Christian joy is God’s own joy, shared with us by the Spirit present in and among and for us.
God’s own “private life” is a life of joy, for God is Father, Son, and Spirit eternally and infinitely enjoying one another.
In the beginning is not the solitude of a One, of an eternal Being, alone and infinite. Rather, in the beginning is the communion of the three Unique Ones. Community is the deepest and most foundational reality that exists [1].
Without knowing this, we could never (meaningfully) confess that God is love, for love is love only when it is given and received. Also, if this were not true then we would (wrongly) conclude that creation was made to satisfy some need in God. But the truth is, God creates for the sake of the creation, as well as for God’s own sake, and God creates so that the creature might participate, might be caught up in, the inter-trinitarian mutuality and interdependence. It is as if the Father had said to the Son and Spirit: “We are having such a grand time; we really should make it so that others could enjoy this, too.”
“In the beginning – community.” God eternally delights in God. And God delights – also eternally! – in creation. As I said before, God creates not out of need but out of sheer grace, out of love for the creation, a love which precedes and makes possible the very existence of the creation as beloved!
The Three celebrate creation as “very good.” Created reality – everything from nebulae to nectarines, from angels to amoebae – is to God “eden,” that is a place of delights. Scripture speaks to us of a God who is a God of delights, a God who enjoys being. (In fact, we could say that God’s enjoyment of being is what makes being be!) In love, this God makes it possible for His human creatures to enjoy these delights, so that that being human is in a very real sense the capacity to enjoy life as God’s gift.
This may seem hopelessly abstract, but actually it is absolutely concrete. We exist because God exists and holds us up in existence – “in him all things hold together,” as St Paul says. This is the same as saying we enjoy because God enjoys. Our joy is really God’s joy shared with us by the Holy Spirit.
This is true for all persons, regardless of whether or not they believe. Any human joy – so long as it is enjoyment of the good – is a sharing in God’s joy. (Of course, much human enjoyment is not a sharing in God’s joy. Perhaps the best example of this is schadenfreude, the pleasure in someone else’s misfortune, which is obviously perverse. But that is a topic for another day.)
I have said I want to talk about Christian joy. So what constitutes enjoyment as specifically Christian? It is this: receiving the joys of bodily, earthly life as gift and as invitation. The apostle warns Timothy against those who abstain from marriage and certain foods, and reminds him that
everything God created is good, and nothing is to be rejected if it is received with thanksgiving, because it is consecrated by the word of God and prayer.
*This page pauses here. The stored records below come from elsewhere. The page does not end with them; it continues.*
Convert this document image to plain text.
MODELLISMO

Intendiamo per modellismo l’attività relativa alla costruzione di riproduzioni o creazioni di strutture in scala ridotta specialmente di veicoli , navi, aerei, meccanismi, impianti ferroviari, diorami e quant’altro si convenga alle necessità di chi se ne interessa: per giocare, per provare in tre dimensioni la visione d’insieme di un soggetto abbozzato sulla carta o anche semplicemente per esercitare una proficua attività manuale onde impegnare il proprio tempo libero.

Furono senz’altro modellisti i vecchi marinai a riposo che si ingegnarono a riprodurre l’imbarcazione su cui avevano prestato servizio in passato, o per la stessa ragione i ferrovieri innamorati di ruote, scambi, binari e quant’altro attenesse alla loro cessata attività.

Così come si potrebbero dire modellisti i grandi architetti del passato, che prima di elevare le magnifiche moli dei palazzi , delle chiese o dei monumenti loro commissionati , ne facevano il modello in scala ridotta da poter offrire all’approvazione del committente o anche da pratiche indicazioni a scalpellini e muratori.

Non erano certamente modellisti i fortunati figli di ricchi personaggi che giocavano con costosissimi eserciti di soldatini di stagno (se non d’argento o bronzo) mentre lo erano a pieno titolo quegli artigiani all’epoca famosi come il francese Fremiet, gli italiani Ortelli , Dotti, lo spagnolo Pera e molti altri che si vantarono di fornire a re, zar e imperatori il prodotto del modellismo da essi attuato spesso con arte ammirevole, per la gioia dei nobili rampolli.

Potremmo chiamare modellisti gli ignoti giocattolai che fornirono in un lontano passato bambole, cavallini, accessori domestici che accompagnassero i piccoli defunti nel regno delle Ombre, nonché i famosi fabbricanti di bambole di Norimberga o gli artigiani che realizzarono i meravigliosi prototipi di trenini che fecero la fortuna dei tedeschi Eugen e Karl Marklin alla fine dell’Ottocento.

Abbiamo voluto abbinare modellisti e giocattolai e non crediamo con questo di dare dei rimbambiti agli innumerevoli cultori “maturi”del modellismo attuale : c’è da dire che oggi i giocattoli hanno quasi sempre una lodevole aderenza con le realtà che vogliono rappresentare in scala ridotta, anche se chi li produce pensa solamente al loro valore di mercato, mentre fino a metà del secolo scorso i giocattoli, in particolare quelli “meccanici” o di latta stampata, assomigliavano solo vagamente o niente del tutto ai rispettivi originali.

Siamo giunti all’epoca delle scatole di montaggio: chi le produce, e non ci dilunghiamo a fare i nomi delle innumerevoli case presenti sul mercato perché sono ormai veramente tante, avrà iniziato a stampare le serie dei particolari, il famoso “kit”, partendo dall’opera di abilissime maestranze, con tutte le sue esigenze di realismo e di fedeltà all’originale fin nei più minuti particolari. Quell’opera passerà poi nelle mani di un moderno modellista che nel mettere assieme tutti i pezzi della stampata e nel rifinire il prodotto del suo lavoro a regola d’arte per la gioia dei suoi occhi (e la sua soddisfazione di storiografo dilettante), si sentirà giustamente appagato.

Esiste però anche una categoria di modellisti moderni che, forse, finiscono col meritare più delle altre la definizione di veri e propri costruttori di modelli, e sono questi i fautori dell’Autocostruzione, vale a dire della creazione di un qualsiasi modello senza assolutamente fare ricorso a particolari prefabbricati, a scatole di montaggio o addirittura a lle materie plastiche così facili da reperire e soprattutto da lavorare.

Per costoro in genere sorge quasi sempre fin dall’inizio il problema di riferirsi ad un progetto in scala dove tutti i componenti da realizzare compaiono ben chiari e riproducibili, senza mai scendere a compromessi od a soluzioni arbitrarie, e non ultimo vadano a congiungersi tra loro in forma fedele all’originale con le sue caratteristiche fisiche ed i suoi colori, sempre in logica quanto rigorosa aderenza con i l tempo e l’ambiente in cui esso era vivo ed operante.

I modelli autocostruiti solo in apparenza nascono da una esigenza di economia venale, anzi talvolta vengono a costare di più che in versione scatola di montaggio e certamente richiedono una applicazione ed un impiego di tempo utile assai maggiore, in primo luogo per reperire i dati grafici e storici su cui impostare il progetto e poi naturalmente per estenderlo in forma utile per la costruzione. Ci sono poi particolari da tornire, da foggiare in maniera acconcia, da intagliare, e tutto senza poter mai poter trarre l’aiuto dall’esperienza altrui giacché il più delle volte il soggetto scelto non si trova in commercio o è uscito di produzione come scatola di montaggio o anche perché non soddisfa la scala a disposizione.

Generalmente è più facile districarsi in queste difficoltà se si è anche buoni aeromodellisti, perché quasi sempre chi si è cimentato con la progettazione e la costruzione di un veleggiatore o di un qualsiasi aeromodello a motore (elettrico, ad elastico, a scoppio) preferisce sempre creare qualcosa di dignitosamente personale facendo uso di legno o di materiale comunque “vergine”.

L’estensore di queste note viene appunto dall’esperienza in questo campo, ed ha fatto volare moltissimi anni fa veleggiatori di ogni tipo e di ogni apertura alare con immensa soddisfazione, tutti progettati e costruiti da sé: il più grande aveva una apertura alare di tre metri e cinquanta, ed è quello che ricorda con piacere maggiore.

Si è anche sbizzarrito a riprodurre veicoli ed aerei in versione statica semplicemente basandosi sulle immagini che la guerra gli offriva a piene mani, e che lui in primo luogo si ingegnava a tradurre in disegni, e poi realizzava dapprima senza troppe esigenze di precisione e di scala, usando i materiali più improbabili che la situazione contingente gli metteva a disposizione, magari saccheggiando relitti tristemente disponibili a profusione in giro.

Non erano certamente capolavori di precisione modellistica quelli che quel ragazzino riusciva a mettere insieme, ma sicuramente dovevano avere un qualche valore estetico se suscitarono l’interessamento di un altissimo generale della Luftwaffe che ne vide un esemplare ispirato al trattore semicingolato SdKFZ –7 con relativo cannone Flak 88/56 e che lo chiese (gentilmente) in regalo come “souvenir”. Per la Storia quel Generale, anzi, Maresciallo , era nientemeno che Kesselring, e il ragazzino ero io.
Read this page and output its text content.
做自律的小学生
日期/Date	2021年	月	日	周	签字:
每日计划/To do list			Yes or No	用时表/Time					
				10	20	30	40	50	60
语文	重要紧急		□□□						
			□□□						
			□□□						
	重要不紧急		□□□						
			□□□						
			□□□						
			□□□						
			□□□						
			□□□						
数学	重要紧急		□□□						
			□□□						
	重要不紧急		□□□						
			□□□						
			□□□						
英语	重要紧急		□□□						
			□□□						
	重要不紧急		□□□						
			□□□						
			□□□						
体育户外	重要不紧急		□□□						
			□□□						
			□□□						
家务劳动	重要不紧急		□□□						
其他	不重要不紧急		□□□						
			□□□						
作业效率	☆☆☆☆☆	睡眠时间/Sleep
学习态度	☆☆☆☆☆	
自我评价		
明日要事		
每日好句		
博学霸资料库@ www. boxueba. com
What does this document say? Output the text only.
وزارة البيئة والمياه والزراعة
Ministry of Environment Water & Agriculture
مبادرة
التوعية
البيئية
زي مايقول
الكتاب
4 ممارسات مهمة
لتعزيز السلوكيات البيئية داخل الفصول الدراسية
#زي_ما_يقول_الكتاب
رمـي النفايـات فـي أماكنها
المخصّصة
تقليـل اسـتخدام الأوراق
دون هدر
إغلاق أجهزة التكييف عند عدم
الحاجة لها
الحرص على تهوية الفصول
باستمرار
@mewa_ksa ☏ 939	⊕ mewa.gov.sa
When we see that, for instance, a good meal with friends is a gift from God and an invitation to participate in the eternal joys of the Trinitarian community, then that meal becomes for us a true joy for which we can be sincerely and wildly thankful. The same goes for a beautiful sunset or a stimulating conversation or an affection embrace. God says a resounding “Yes!” to our senses, to our carnality. (Remember, God has in Jesus taken up this very carnality!) When, however, such a meal (or such a conversation or embrace) happen apart from thankfulness, then they become temptations for us, because they invite us to value them as ultimate, rather than penultimate, goods.
To say that these carnal delights are penultimate is not to say that they are only means to an end. Of course, delighting in God and neighbor are the ultimate delights. But even carnal delights are ends as well as means. We have no reason to doubt Jesus when he promises to eat with us in the Kingdom. We have every reason to believe that the new creation will be more, infinitely more, enjoyable – sensually pleasurable – than this one.
In conclusion, then. The God we worship is a God of joy. And a God who loves. In love, this joyful God has invited us into His joys. More than that, this God has transformed our very existence so that it is brought up into His. This is the meaning of Jesus’ resurrection.
[B]ecause you will not abandon me to the grave,
nor will you let your Holy One see decay.
You have made known to me the path of life;
you will fill me with joy in your presence,
with eternal pleasures at your right hand.
The resurrection of Jesus means the realization of the joyful presence of God in history, in time-and-space, in the human experience. The Holy Spirit, by whom the Father raised Jesus from the dead, now dwells in and among us as the presence of this joy so that we, as devotees of Jesus, live lives of enjoyment, delighting in God and in neighbor, thankful for all the sensual pleasures afforded to us by God’s unlimited affection for us.
————-
[1] Leonardo Boff, Holy Trinity: Perfect Community (Marynoll, NY: Orbis, 2000), 3-4. I wish Boff had said “This community is the deepest…”
“Created reality – everything from nebulae to nectarines, from angels to amoebae – is to God “eden,” that is a place of delights.”
I really like the way you build this.